Programa será lançado em agosto e atenderá 57 setores, com foco em 2,4 mil empresas afetadas pelas novas tarifas dos Estados Unidos
A Agência Brasileira de Promoção de Exportações e Investimentos, a ApexBrasil, anunciou um plano de R$ 130 milhões para ampliar os destinos dos produtos brasileiros no exterior e reduzir os impactos das novas tarifas impostas pelos Estados Unidos.
A iniciativa será lançada em agosto, em parceria com 57 setores econômicos que reúnem cerca de 2,4 mil empresas exportadoras. O objetivo é identificar novos compradores e diminuir a dependência do mercado norte-americano.
Segundo o presidente da ApexBrasil, Laudemir Müller, a agência já atua na expansão das exportações, mas passará a concentrar esforços na diversificação diante das mudanças no comércio internacional.
“É um novo olhar sobre novas oportunidades a partir de um novo cenário do comércio internacional”, afirmou.
Entre os mercados considerados prioritários estão os países da União Europeia, especialmente após o acordo com o Mercosul, e os integrantes da Associação de Nações do Sudeste Asiático, como Indonésia, Malásia, Tailândia e Vietnã.
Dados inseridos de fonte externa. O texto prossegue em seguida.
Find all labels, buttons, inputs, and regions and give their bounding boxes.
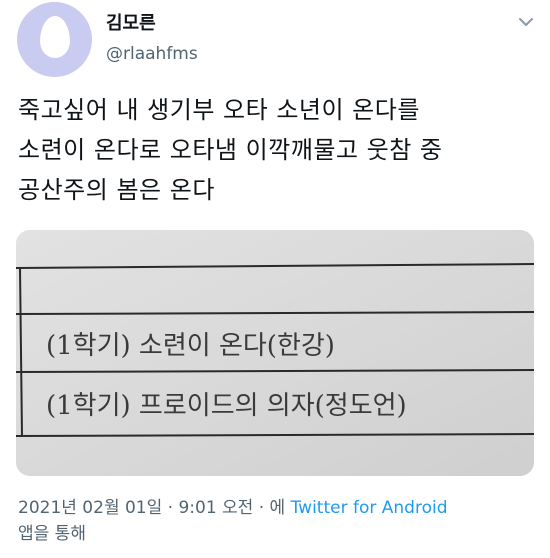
tweet-line: 죽고싶어 내 생기부 오타 소년이 온다를 (18, 96, 420, 124)
photo-document: (1학기) 소련이 온다(한강) (1학기) 프로이드의 의자(정도언) (16, 230, 534, 476)
photo-row-1: (1학기) 소련이 온다(한강) (46, 331, 335, 361)
user-handle[interactable]: @rlaahfms (106, 44, 198, 64)
tweet-text: 죽고싶어 내 생기부 오타 소년이 온다를 소련이 온다로 오타냄 이깍깨물고 … (18, 90, 538, 210)
avatar[interactable] (17, 2, 92, 77)
tweet-meta: 2021년 02월 01일 · 9:01 오전 · 에 Twitter for … (18, 495, 538, 547)
tweet-line: 공산주의 봄은 온다 (18, 176, 215, 204)
tweet-line: 소련이 온다로 오타냄 이깍깨물고 웃참 중 (18, 136, 443, 164)
chevron-down-icon[interactable] (516, 12, 536, 32)
photo-row-2: (1학기) 프로이드의 의자(정도언) (46, 391, 407, 421)
timestamp[interactable]: 2021년 02월 01일 · 9:01 오전 · 에 (18, 498, 291, 518)
tweet-photo[interactable]: (1학기) 소련이 온다(한강) (1학기) 프로이드의 의자(정도언) (16, 230, 534, 476)
source-app-link[interactable]: Twitter for Android (291, 498, 448, 518)
source-suffix: 앱을 통해 (18, 524, 86, 544)
display-name[interactable]: 김모른 (106, 9, 156, 35)
egg-icon (40, 16, 70, 58)
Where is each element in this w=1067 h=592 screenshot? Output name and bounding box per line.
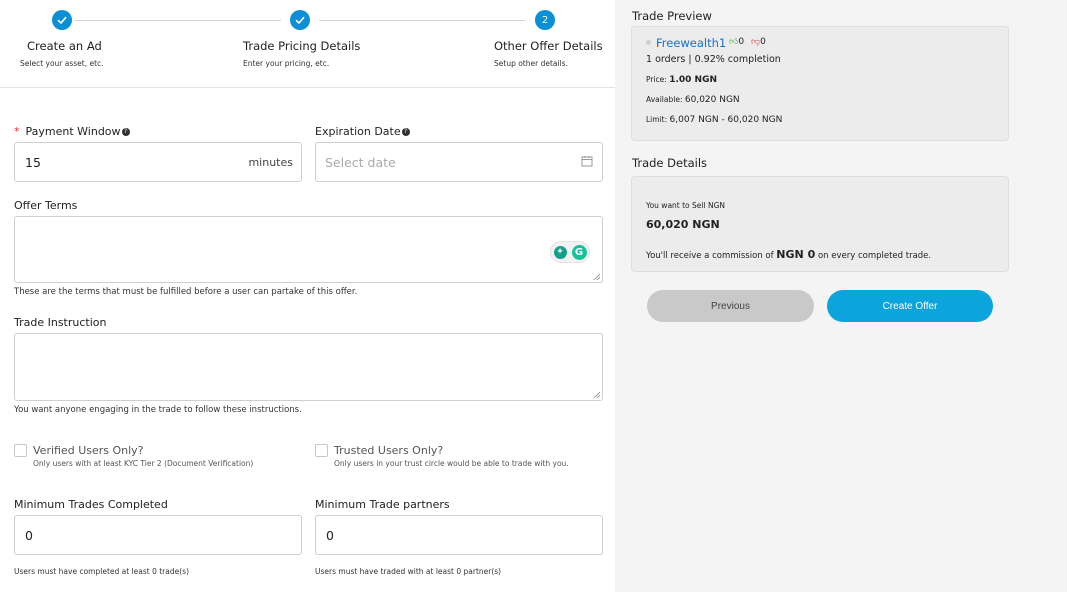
trade-amount: 60,020 NGN: [646, 218, 720, 231]
stepper-line: [319, 20, 525, 21]
offer-terms-textarea[interactable]: ✦ G: [14, 216, 603, 283]
limit-value: 6,007 NGN - 60,020 NGN: [669, 115, 783, 125]
min-trades-value: 0: [25, 528, 33, 543]
payment-window-unit: minutes: [248, 156, 293, 169]
stepper-divider: [0, 87, 615, 88]
commission-value: NGN 0: [776, 248, 816, 261]
status-dot-icon: [646, 40, 651, 45]
create-offer-button[interactable]: Create Offer: [827, 290, 993, 322]
lightbulb-icon[interactable]: ✦: [553, 245, 567, 259]
help-icon[interactable]: ?: [121, 128, 130, 136]
min-partners-value: 0: [326, 528, 334, 543]
commission-line: You'll receive a commission of NGN 0 on …: [646, 248, 932, 261]
step-1-subtitle: Select your asset, etc.: [20, 59, 104, 68]
required-mark: *: [14, 125, 20, 138]
thumbs-up-count: 👍︎0: [729, 37, 745, 47]
resize-handle-icon[interactable]: [593, 273, 600, 280]
payment-window-value: 15: [25, 155, 41, 170]
available-value: 60,020 NGN: [684, 95, 740, 105]
resize-handle-icon[interactable]: [593, 391, 600, 398]
expiration-date-input[interactable]: Select date: [315, 142, 603, 182]
price-value: 1.00 NGN: [669, 75, 718, 85]
trade-instruction-label: Trade Instruction: [14, 316, 107, 329]
stepper-line: [74, 20, 281, 21]
trusted-users-checkbox[interactable]: [315, 444, 328, 457]
calendar-icon[interactable]: [581, 155, 593, 167]
orders-completion: 1 orders | 0.92% completion: [646, 54, 781, 65]
username-link[interactable]: Freewealth1: [656, 36, 726, 50]
step-3-subtitle: Setup other details.: [494, 59, 568, 68]
min-partners-hint: Users must have traded with at least 0 p…: [315, 567, 502, 576]
verified-users-checkbox[interactable]: [14, 444, 27, 457]
verified-users-hint: Only users with at least KYC Tier 2 (Doc…: [33, 459, 254, 468]
verified-users-label[interactable]: Verified Users Only?: [33, 444, 144, 457]
step-3-number: 2: [535, 10, 555, 30]
step-2-subtitle: Enter your pricing, etc.: [243, 59, 330, 68]
limit-row: Limit: 6,007 NGN - 60,020 NGN: [646, 115, 783, 125]
previous-button[interactable]: Previous: [647, 290, 814, 322]
want-to-sell: You want to Sell NGN: [646, 201, 725, 210]
thumbs-down-count: 👎︎0: [751, 37, 766, 47]
offer-terms-label: Offer Terms: [14, 199, 78, 212]
trusted-users-hint: Only users in your trust circle would be…: [334, 459, 569, 468]
min-trades-input[interactable]: 0: [14, 515, 302, 555]
trusted-users-label[interactable]: Trusted Users Only?: [334, 444, 443, 457]
step-2-check-icon: [290, 10, 310, 30]
step-1-check-icon: [52, 10, 72, 30]
min-trades-hint: Users must have completed at least 0 tra…: [14, 567, 189, 576]
min-trades-label: Minimum Trades Completed: [14, 498, 168, 511]
grammarly-icon[interactable]: G: [571, 244, 587, 260]
min-partners-input[interactable]: 0: [315, 515, 603, 555]
trade-details-heading: Trade Details: [632, 156, 708, 170]
thumbs-down-icon: 👎︎: [751, 37, 761, 47]
min-partners-label: Minimum Trade partners: [315, 498, 450, 511]
step-3-title: Other Offer Details: [494, 39, 603, 53]
trade-instruction-hint: You want anyone engaging in the trade to…: [14, 405, 302, 415]
trade-instruction-textarea[interactable]: [14, 333, 603, 401]
expiration-date-placeholder: Select date: [325, 155, 396, 170]
step-2-title: Trade Pricing Details: [243, 39, 361, 53]
expiration-date-label: Expiration Date?: [315, 125, 410, 138]
help-icon[interactable]: ?: [401, 128, 410, 136]
available-row: Available: 60,020 NGN: [646, 95, 740, 105]
offer-terms-hint: These are the terms that must be fulfill…: [14, 287, 358, 297]
payment-window-label: * Payment Window?: [14, 125, 130, 138]
trade-preview-heading: Trade Preview: [632, 9, 712, 23]
price-row: Price: 1.00 NGN: [646, 75, 718, 85]
payment-window-input[interactable]: 15 minutes: [14, 142, 302, 182]
step-1-title: Create an Ad: [27, 39, 102, 53]
thumbs-up-icon: 👍︎: [729, 37, 739, 47]
grammarly-widget[interactable]: ✦ G: [550, 241, 590, 263]
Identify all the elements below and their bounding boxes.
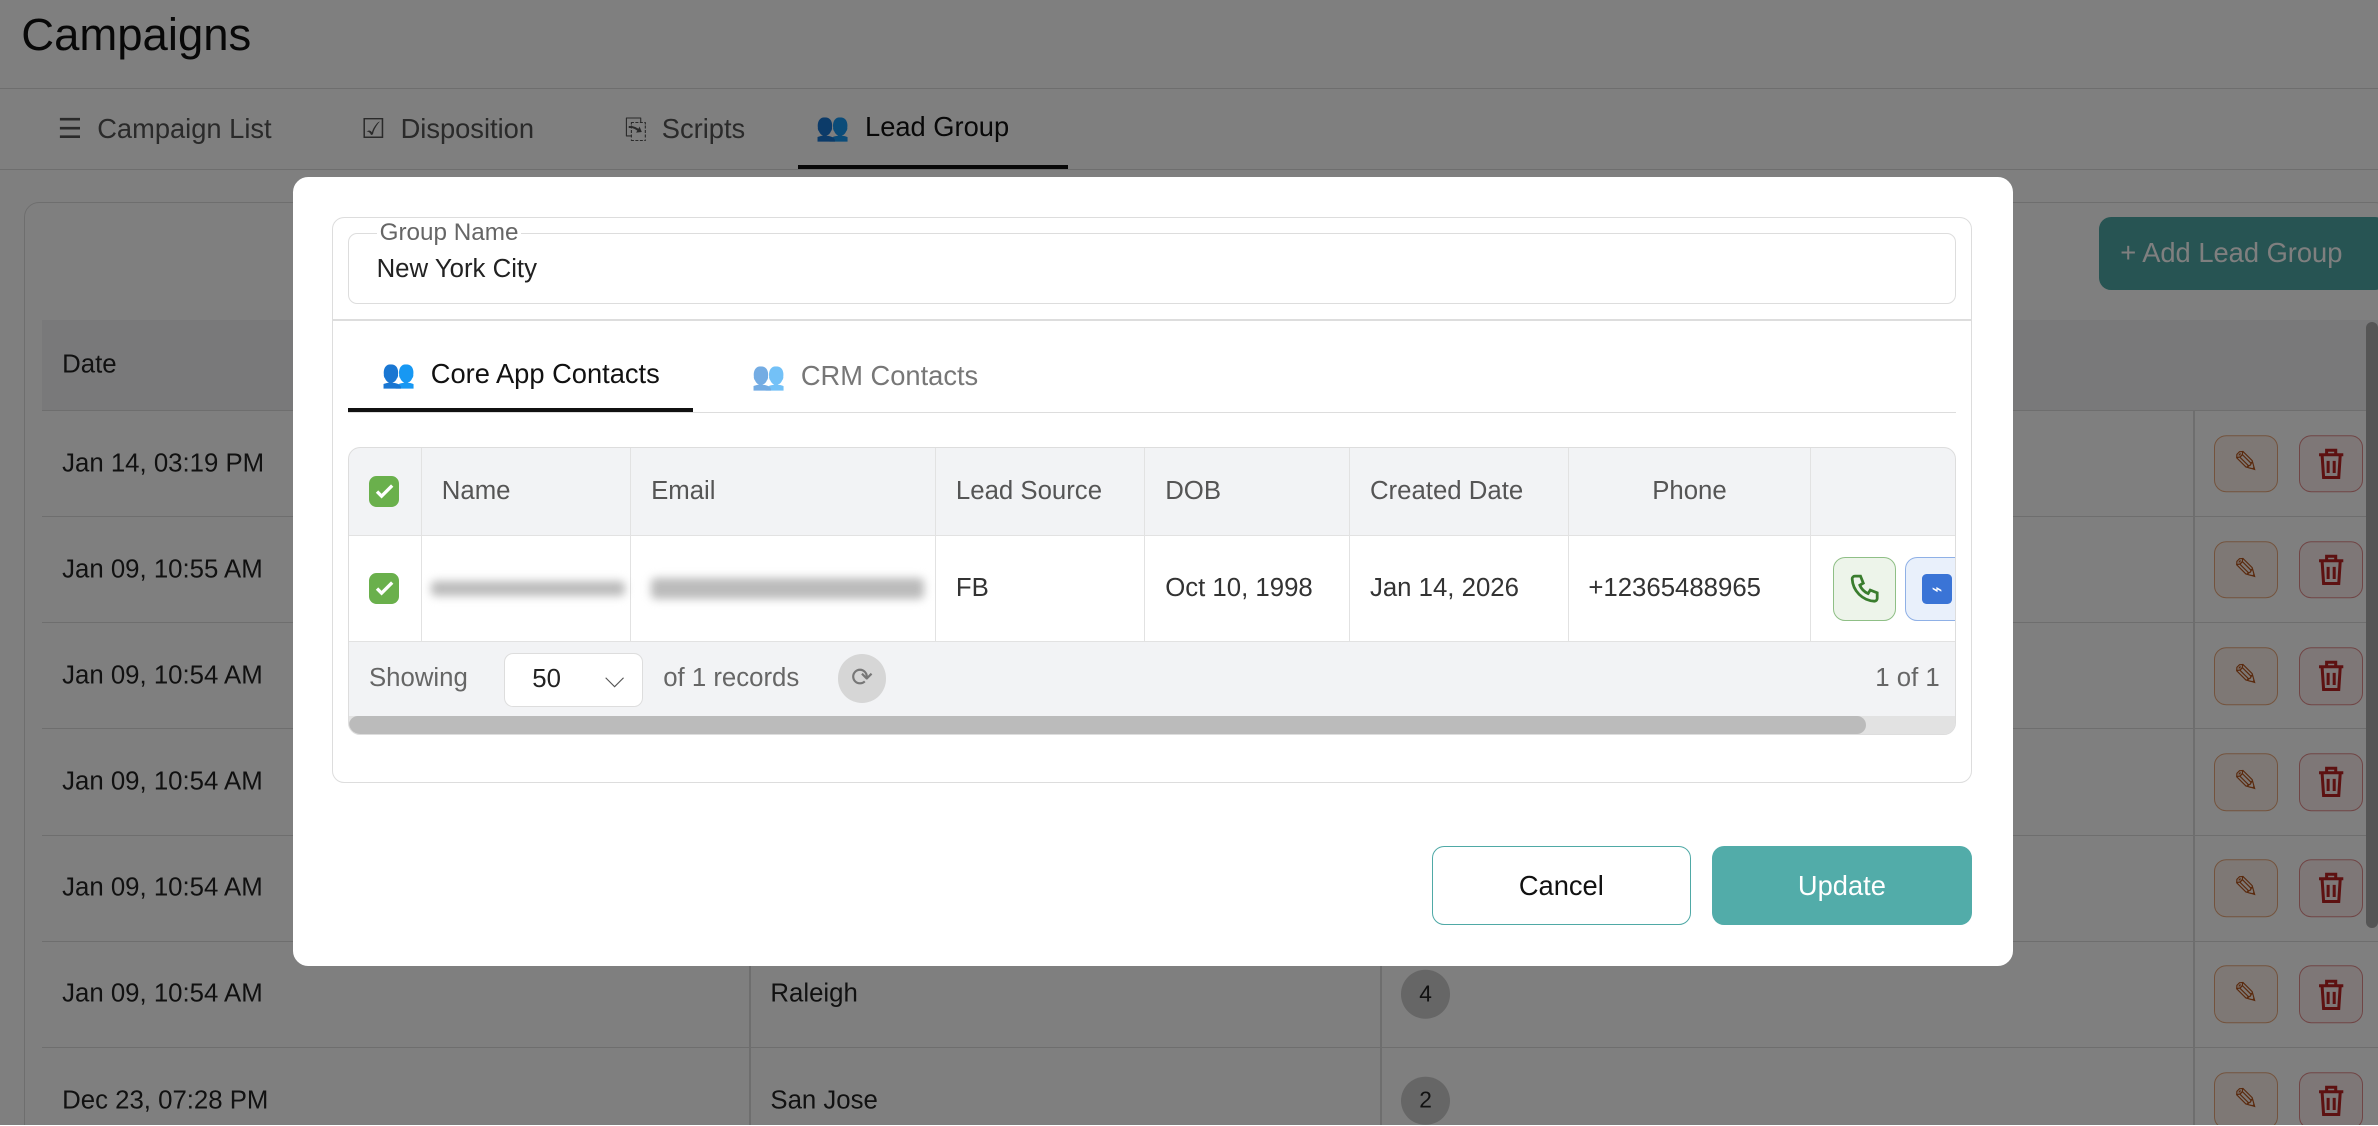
messenger-icon: ⌁ <box>1921 573 1953 605</box>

A ApexBrasil também avalia oportunidades em países da Ásia Central, como Cazaquistão e Uzbequistão. Segundo Müller, essas economias apresentam taxas elevadas de crescimento, população jovem e interesse em parcerias comerciais e investimentos com o Brasil.
As negociações do Mercosul com Índia, Japão e Canadá também são apontadas como caminhos para ampliar as vendas brasileiras e reduzir a concentração das exportações nos Estados Unidos.
Novas tarifas
O Escritório do Representante Comercial dos Estados Unidos confirmou uma tarifa adicional de 25% sobre parte dos produtos brasileiros. As novas cobranças entram em vigor em 22 de julho.
O governo brasileiro rejeita as justificativas apresentadas pelos Estados Unidos e sustenta que a medida não possui fundamento econômico.
Os produtos atingidos pela nova tarifa representaram US$ 7,2 bilhões das exportações brasileiras para os Estados Unidos em 2025. No mesmo ano, as vendas totais para o mercado norte-americano alcançaram US$ 38 bilhões.
Durante as negociações, a quantidade de produtos isentos passou de 615 para 699. Com isso, o valor das exportações fora do alcance das tarifas aumentou de US$ 20,6 bilhões para US$ 22,8 bilhões.
No primeiro semestre de 2026, as exportações brasileiras para os Estados Unidos recuaram cerca de US$ 2,6 bilhões. No mesmo período, as vendas aumentaram US$ 3,1 bilhões para a Europa, US$ 2,5 bilhões para a Índia e US$ 10,5 bilhões para a China.
Empresas já buscaram novos mercados
O trabalho de diversificação começou após as primeiras tarifas aplicadas pelos Estados Unidos, ainda em 2025.
De acordo com a ApexBrasil, 72% das 2,4 mil empresas exportadoras atendidas pela agência acrescentaram pelo menos um novo destino às suas vendas entre junho de 2025 e maio de 2026.
A abertura de mercados, no entanto, pode ocorrer em ritmos diferentes. Alguns setores conseguem encontrar compradores com maior rapidez, enquanto outros dependem de ações de médio e longo prazo para apresentar seus produtos e criar demanda em novos países.
Müller afirmou que o Brasil tem sido visto no exterior como um fornecedor estável. Segundo ele, o país recebeu US$ 77 bilhões em investimentos estrangeiros em 2025 e ficou entre os cinco principais destinos mundiais desses recursos.